A bag of herbs just a few days out from turning brown was the inspiration for southeast Asian herb yogurt.  I chopped up about a tablespoon each of fresh cilantro and fresh basil.  Then, because the "packaged on" date for my tub of honey ended in "2010," I decided to add the rest of it (around 2 tablespoons) to this yogurt, even though that hasn't proven to be the best idea in the past.  It was a better fate for my herbs than throwing them away, though I probably wouldn't try this again--the "herbs and honey" phase of my yogurt never actually became part of the "yogurt" phase, and it had both an odd flavor and texture as a result.

The lovely pink color in this batch comes from fresh strawberries, which I chopped up and mixed into the yogurt without adding anything else.  I thought the natural sugars from the strawberries would sweeten the yogurt enough, but if I try this again, I'll definitely need to supplement it.  The strawberries weren't so finely chopped, but I didn't mind that texture so much because they were already mushy, and it didn't turn crunchy.  Aesthetically, this might have been among my more successful yogurts--it looks nice and smells pleasant too.

Monday, May 07, 2012

Leaving Through the Window: Celebrating Ten Years

Everyone has one, and if you're lucky, you might have more: an album that instantly transports you to a time and place; one that you forget about for months at a time, and every time you remember it, you smile in a wave of nostalgia.  Somehow, it hasn't grown stale through the years.  Even though nobody--no, not even you--would call it truly great music, it's brilliant to you, and that's all that matters.

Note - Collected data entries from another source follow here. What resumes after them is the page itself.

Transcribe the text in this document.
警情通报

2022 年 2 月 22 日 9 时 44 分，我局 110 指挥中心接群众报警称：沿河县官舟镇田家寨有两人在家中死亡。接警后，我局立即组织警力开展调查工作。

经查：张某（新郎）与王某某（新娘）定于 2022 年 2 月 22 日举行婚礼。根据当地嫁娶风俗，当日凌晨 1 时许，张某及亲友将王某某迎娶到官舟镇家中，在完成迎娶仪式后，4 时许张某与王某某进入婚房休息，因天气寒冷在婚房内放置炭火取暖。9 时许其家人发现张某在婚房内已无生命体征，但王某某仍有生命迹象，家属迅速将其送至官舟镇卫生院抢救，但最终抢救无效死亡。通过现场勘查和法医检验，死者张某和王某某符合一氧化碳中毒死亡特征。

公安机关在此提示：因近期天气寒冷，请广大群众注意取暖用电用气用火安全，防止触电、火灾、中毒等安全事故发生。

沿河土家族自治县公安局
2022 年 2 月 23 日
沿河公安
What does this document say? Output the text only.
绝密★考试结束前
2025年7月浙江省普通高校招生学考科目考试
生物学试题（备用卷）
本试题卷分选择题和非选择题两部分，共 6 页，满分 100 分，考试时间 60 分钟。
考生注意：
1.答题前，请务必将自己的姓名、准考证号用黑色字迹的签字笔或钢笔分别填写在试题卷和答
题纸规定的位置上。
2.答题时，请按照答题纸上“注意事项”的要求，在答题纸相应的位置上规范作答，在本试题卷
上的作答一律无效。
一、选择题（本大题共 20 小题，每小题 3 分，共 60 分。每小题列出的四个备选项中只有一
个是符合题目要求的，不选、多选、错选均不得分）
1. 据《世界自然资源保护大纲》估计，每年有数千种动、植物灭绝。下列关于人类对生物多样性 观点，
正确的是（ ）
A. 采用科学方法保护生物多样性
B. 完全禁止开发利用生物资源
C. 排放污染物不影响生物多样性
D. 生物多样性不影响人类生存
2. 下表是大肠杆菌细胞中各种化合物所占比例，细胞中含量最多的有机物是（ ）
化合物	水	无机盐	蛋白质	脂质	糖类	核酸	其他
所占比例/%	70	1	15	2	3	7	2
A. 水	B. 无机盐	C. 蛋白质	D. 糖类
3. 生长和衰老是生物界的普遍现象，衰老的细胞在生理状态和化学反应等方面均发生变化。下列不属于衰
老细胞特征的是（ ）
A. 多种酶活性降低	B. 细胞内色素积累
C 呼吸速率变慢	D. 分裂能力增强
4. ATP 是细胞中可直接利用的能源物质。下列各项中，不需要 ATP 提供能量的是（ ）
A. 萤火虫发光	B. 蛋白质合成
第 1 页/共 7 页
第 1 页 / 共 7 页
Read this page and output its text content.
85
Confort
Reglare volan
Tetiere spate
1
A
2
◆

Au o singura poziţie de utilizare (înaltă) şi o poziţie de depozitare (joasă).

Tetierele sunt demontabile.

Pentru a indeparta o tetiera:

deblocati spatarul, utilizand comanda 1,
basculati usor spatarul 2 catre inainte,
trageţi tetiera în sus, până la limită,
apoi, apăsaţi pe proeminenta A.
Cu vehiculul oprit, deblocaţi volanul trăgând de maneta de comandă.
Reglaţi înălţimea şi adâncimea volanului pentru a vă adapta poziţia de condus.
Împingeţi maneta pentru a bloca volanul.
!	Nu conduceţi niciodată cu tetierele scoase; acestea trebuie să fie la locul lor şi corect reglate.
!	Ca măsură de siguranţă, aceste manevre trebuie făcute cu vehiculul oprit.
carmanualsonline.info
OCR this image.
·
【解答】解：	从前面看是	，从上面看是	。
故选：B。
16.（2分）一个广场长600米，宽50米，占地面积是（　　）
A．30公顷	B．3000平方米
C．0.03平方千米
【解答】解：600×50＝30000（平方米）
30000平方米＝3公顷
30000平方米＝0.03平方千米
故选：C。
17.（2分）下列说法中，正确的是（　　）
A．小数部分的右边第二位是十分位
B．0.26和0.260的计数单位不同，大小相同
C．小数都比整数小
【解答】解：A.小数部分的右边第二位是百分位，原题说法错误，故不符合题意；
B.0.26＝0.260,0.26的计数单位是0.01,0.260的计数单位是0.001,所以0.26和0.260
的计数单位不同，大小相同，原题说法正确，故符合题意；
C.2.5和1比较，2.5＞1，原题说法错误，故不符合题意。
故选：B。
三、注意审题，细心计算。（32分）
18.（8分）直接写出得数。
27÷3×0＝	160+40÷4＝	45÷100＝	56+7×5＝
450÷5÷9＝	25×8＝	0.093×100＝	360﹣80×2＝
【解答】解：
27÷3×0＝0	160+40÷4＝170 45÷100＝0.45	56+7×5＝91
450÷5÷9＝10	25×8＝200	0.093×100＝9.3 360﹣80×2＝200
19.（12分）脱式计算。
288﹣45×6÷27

Leaving Through the Window, Something Corporate's first and probably best-known commercial release, was (astoundingly) released a decade ago today.  It's an album that probably only could have come from the year 2002: some fusion of pop-punk and emo and piano-rock with its roots in every artistic movement popular during my high school years.  Something Corporate neither invented nor reinvented nor dominated the genre; Leaving Through the Window is not what most would turn to when remembering an album that typifies the culture.

But they're the ones who dominated the genre to me, and it's the album that I turn to immediately.  And no wonder--I listened to Leaving Through the Window hundreds of times in high school, in basements with friends playing Nintendo 64, in cars with girls I had crushes on, in living rooms with guys who started new bands every few weeks (where I could always say "you guys should play something by Something Corporate" and look like I knew what I was talking about).

There's a theory that the music you hear at age 14 or 15 is the music you most strongly associate with the rest of your life.  If that's true, it looks like I'm stuck with Leaving Through the Window for a very long time.  I can't imagine a better fate.